A fast-moving wildfire burned through the Fontainebleau forest south of Paris, forcing a partial closure of the A6 motorway and disrupting high-speed rail traffic toward southeastern France as France faced another severe heatwave. About 15 homes were evacuated in the nearby village of Vaudoué while firefighters worked to keep the flames from reaching other settlements around the historic woodland.

The blaze began late afternoon on July 12, 2026, in the sprawling forest about 60 kilometres southeast of the capital. By early Monday it had scorched about 800 hectares; later in the day, the burned area had grown to roughly 1,000 hectares. Around 400 firefighters were deployed, backed by two firefighting planes sent to the Paris region and other aircraft over the smoke. The aerial mission was suspended overnight because of darkness, and France used fire-bomber planes from southern France in the Paris area for the first time.

The fire broke out during the third heatwave of the summer, when tinder-dry vegetation helped flames move quickly across France and other parts of western Europe.
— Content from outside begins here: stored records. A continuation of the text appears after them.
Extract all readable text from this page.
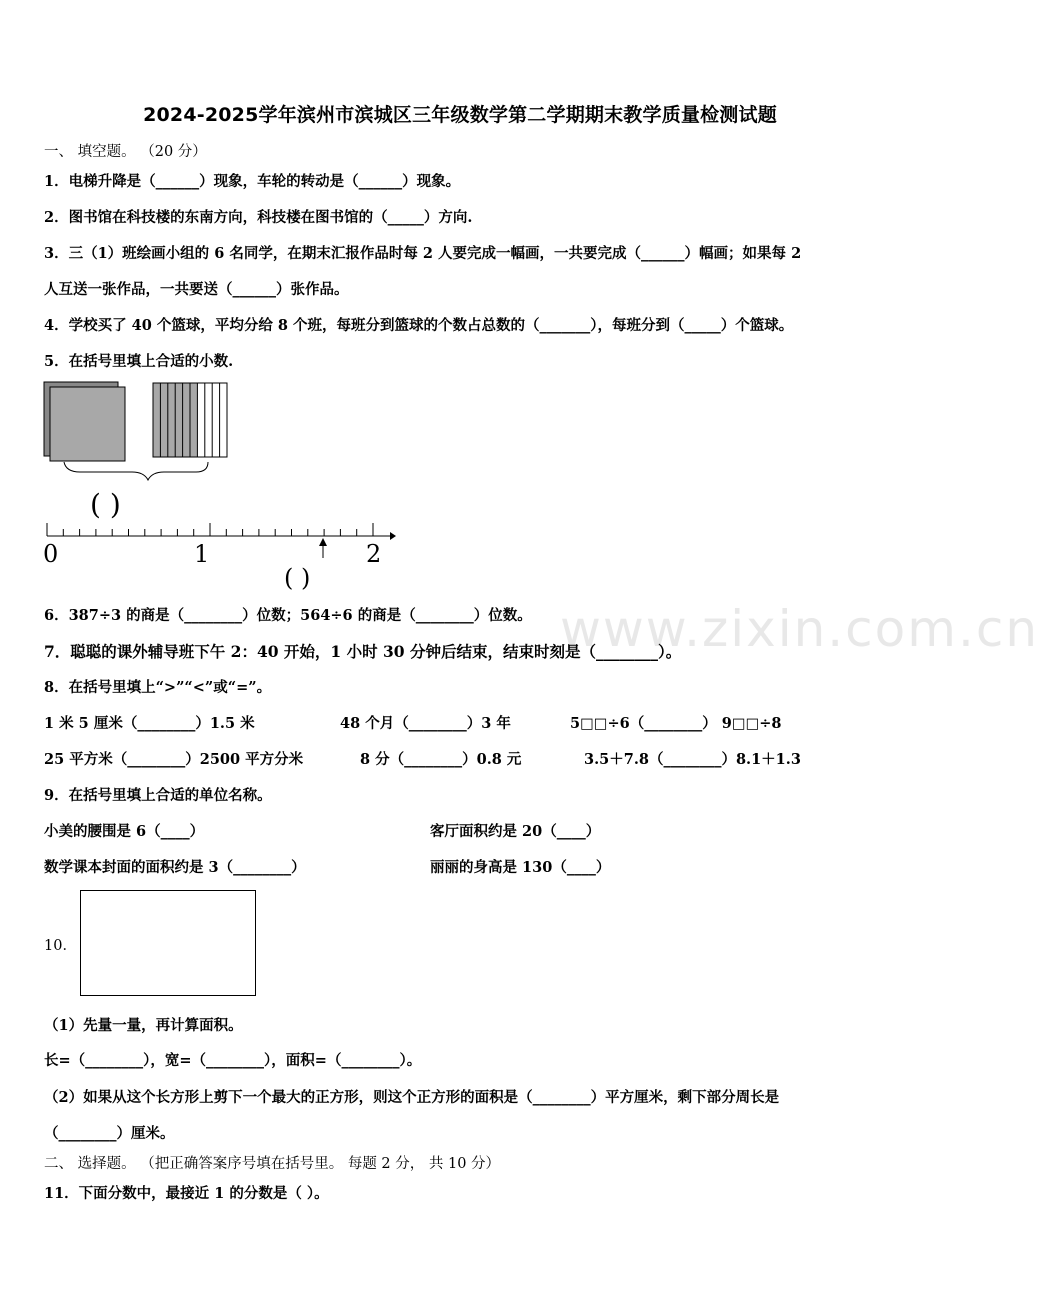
www.zixin.com.cn
2024-2025学年滨州市滨城区三年级数学第二学期期末教学质量检测试题
一、 填空题。 （20 分）
1．电梯升降是（______）现象，车轮的转动是（______）现象。
2．图书馆在科技楼的东南方向，科技楼在图书馆的（_____）方向.
3．三（1）班绘画小组的 6 名同学，在期末汇报作品时每 2 人要完成一幅画，一共要完成（______）幅画；如果每 2
人互送一张作品，一共要送（______）张作品。
4．学校买了 40 个篮球，平均分给 8 个班，每班分到篮球的个数占总数的（_______），每班分到（_____）个篮球。
5．在括号里填上合适的小数.
( )
0	1	2
( )
6．387÷3 的商是（________）位数；564÷6 的商是（________）位数。
7．聪聪的课外辅导班下午 2：40 开始，1 小时 30 分钟后结束，结束时刻是（________）。
8．在括号里填上“>”“<”或“=”。
1 米 5 厘米（________）1.5 米	48 个月（________）3 年	5□□÷6（________） 9□□÷8
25 平方米（________）2500 平方分米	8 分（________）0.8 元	3.5＋7.8（________）8.1＋1.3
9．在括号里填上合适的单位名称。
小美的腰围是 6（____）	客厅面积约是 20（____）
数学课本封面的面积约是 3（________）	丽丽的身高是 130（____）
10．
（1）先量一量，再计算面积。
长=（________），宽=（________），面积=（________）。
（2）如果从这个长方形上剪下一个最大的正方形，则这个正方形的面积是（________）平方厘米，剩下部分周长是
（________）厘米。
二、 选择题。 （把正确答案序号填在括号里。 每题 2 分， 共 10 分）
11．下面分数中，最接近 1 的分数是（ ）。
June 2026 was the hottest June on record for western Europe and the second warmest globally, the World Meteorological Organization and Copernicus Climate Change Service recorded. World Weather Attribution put temperatures across France, Germany, Italy, Spain and southern England at 5 to 12 degrees Celsius above seasonal averages.

AI-generated illustration
AI-generated illustration

Spain’s wildfire death toll reached 13 during the same heatwave period. Interior Minister Laurent Nunez put forest fires at 17,000 hectares in France this year, with the total expected to reach 25,000 hectares once all figures were tallied, about twice the area burned by the same point in 2025.